Durante o último final de semana, 27 e 28, os atletas que superaram o corte de meio de temporada se dirigiram à Califórnia para disputar mais uma etapa do Championship Tour 2023. No calendário da competição de surfe desde 2018, o Surf Ranch Pro é realizado na piscina de ondas artificiais de Kelly Slater, localizada em Lemoore, Califórnia.
A vitória de Griffin Colapinto contra Ítalo Ferreira marcou a primeira vez em que o pódio masculino não foi composto totalmente por brasileiros. As edições de 2018 e 2019 tiveram Gabriel Medina como vencedor e Filipe Toledo como vice. Já em 2021, o surfista de Ubatuba superou o de São Sebastião na piscina californiana. Vale ressaltar que a temporada do CT de 2020 foi cancelada devido à pandemia da Covid-19 e, em 2022, a etapa de Surf Ranch foi substituída pela de Trestles.
Pelo feminino, Carissa Moore conquistou seu segundo título no “rancho”, após ter ficado com o segundo lugar na última edição. A vice-campeã foi Caroline Marks.
O próximo evento no calendário do Tour é a etapa de Punta Roca, em El Salvador, entre os dias 9 e 18 de Junho.
Top 10 do ranking do CT [Imagem: Reprodução/Twitter @wsl]

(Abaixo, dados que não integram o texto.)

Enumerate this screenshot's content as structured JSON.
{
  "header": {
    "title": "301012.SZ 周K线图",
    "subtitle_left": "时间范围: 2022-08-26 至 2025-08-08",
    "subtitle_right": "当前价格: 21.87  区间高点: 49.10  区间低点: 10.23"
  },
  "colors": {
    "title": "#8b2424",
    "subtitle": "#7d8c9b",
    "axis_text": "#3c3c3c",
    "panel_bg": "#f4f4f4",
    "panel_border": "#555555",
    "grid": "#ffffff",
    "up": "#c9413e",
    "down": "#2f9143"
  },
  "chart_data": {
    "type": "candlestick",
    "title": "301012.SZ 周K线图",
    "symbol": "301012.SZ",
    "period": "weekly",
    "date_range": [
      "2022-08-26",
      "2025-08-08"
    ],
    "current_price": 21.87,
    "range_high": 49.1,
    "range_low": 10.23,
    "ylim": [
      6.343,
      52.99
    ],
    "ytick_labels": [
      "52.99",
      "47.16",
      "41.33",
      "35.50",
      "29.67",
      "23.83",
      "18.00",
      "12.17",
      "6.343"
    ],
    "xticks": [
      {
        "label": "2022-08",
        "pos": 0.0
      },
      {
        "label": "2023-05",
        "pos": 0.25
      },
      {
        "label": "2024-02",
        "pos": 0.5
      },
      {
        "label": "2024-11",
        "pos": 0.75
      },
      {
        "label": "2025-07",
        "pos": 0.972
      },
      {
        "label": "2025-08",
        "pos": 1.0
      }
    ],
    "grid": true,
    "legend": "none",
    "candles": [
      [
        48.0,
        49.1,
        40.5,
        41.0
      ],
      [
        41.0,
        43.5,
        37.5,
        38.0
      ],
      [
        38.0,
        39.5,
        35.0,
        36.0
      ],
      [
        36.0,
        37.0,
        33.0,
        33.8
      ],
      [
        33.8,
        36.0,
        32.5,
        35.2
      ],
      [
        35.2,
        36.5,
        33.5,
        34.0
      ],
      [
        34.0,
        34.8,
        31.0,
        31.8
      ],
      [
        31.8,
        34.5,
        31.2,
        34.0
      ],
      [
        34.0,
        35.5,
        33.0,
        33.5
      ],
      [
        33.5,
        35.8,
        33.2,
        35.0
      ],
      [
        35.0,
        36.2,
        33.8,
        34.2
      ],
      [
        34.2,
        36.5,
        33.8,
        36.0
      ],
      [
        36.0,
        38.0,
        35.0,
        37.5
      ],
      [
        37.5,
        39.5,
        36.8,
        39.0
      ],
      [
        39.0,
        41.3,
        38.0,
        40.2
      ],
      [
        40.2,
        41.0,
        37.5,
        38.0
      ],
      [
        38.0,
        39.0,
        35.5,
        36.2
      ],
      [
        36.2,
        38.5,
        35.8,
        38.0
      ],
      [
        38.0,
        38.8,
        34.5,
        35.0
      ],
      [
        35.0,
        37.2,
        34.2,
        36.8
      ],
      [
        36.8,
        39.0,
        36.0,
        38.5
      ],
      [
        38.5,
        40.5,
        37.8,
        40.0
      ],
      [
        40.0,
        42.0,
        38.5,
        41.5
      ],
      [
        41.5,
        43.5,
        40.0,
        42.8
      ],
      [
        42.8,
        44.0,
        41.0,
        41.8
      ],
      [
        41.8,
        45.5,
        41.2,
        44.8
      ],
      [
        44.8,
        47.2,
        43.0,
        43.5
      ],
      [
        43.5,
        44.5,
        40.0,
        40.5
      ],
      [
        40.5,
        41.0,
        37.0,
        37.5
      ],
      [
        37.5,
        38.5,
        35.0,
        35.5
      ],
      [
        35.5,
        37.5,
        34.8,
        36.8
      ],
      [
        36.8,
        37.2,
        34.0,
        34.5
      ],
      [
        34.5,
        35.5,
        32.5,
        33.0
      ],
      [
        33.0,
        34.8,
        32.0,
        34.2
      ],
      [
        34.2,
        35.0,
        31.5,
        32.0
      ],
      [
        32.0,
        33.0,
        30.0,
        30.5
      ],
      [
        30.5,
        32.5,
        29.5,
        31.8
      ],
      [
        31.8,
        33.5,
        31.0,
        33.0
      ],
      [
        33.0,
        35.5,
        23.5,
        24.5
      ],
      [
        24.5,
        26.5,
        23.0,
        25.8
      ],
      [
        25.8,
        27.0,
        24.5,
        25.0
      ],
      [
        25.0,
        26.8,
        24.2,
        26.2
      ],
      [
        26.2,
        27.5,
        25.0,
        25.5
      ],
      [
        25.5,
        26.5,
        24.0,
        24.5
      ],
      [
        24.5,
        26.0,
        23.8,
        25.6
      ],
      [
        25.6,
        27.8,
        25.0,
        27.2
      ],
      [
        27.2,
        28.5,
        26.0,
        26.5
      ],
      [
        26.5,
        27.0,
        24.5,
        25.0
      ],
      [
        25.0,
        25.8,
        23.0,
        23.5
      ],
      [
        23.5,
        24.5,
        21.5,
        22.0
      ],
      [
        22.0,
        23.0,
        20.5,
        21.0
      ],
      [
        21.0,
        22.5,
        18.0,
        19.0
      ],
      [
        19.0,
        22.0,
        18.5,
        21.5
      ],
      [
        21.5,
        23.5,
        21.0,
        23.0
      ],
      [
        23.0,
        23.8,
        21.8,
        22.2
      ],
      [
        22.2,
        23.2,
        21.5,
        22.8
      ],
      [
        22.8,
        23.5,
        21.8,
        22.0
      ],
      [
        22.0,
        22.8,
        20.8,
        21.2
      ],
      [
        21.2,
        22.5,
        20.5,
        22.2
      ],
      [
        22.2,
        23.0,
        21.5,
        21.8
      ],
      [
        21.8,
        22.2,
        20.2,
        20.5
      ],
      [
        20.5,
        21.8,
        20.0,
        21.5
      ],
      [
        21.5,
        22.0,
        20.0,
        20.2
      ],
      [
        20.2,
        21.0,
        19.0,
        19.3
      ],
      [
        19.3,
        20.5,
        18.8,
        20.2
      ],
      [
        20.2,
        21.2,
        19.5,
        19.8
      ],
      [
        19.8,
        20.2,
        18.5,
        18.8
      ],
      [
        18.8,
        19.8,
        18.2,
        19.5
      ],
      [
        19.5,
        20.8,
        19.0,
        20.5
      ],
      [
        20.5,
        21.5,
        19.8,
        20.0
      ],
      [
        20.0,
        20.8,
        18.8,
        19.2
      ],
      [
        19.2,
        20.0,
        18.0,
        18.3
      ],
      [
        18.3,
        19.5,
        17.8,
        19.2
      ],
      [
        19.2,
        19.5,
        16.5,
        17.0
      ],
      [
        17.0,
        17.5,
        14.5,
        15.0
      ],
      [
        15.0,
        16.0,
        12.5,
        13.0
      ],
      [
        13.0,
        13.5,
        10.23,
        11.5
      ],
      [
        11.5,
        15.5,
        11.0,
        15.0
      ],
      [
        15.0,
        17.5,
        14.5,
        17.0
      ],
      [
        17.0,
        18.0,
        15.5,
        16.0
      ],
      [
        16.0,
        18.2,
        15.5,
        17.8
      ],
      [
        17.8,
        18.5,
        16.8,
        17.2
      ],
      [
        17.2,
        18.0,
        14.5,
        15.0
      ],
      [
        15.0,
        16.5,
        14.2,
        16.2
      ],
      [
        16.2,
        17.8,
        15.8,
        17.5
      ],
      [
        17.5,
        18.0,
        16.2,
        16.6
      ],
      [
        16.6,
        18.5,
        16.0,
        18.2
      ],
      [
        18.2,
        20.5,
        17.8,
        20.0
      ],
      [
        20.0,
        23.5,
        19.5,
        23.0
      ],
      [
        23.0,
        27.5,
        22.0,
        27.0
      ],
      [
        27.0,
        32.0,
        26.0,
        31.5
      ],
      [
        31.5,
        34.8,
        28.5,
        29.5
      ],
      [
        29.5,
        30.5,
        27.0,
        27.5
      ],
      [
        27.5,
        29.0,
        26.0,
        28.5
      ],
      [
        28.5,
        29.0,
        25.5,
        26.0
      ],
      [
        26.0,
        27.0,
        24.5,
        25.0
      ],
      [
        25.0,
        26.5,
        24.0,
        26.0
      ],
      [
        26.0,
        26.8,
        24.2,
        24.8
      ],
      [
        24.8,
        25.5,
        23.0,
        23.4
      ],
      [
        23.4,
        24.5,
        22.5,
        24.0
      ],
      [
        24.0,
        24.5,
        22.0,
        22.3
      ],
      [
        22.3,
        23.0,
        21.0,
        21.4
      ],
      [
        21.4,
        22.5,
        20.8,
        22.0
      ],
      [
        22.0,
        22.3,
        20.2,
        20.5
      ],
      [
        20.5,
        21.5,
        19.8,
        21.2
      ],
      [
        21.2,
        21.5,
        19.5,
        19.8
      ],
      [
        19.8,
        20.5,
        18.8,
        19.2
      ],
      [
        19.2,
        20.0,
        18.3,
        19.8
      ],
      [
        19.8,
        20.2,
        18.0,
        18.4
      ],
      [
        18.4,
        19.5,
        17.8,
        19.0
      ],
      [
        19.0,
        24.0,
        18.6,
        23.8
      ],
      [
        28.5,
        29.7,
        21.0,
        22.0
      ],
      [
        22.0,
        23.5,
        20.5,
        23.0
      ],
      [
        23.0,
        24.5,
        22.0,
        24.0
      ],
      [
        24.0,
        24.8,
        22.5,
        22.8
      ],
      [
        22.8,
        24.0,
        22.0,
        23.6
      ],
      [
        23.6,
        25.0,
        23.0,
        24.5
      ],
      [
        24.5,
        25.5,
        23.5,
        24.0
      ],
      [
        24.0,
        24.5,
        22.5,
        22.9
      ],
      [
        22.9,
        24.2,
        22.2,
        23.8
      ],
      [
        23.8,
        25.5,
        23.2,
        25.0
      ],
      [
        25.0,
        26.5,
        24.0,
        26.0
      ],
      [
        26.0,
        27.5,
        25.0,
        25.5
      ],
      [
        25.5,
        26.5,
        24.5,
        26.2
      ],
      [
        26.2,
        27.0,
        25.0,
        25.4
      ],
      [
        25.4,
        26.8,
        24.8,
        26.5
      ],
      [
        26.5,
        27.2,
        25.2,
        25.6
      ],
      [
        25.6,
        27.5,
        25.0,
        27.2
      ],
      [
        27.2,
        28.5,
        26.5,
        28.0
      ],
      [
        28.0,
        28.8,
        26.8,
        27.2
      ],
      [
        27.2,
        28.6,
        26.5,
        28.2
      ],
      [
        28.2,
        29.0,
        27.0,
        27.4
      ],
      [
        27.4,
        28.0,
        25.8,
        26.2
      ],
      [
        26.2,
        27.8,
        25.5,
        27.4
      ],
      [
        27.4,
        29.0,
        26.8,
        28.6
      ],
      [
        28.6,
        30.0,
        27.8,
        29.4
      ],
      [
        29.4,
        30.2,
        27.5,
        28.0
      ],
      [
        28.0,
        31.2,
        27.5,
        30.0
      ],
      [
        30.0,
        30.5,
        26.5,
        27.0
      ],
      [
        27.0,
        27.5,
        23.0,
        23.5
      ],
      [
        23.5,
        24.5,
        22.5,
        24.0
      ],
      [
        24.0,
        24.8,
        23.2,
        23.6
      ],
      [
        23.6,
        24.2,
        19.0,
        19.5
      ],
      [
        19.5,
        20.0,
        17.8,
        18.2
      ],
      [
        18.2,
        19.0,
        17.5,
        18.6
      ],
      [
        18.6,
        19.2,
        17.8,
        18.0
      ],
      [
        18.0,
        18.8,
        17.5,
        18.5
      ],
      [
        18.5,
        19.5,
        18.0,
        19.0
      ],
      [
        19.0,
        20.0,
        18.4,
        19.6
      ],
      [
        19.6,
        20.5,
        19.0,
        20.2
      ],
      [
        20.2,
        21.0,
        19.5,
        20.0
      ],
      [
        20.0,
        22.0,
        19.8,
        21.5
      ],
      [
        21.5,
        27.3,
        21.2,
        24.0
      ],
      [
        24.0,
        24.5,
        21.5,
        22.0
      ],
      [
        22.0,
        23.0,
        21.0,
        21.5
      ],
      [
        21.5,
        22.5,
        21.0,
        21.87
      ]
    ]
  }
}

Como funciona o surfe no Rancho?
A piscina do hendecacampeão mundial de surfe cria ondas perfeitas a partir da tecnologia do hidrofólio, uma espécie de pá gigante. A peça é movida por um veículo parecido com um trem ao longo de uma pista de 700 metros. O formato do hidrofólio, sua angulação, velocidade e profundidade movimentam a água de maneira que sejam criadas ondas uniformes e duradouras (entre 45 e 60 segundos). O tempo para que o mecanismo produza uma nova onda é algo em torno de quatro minutos.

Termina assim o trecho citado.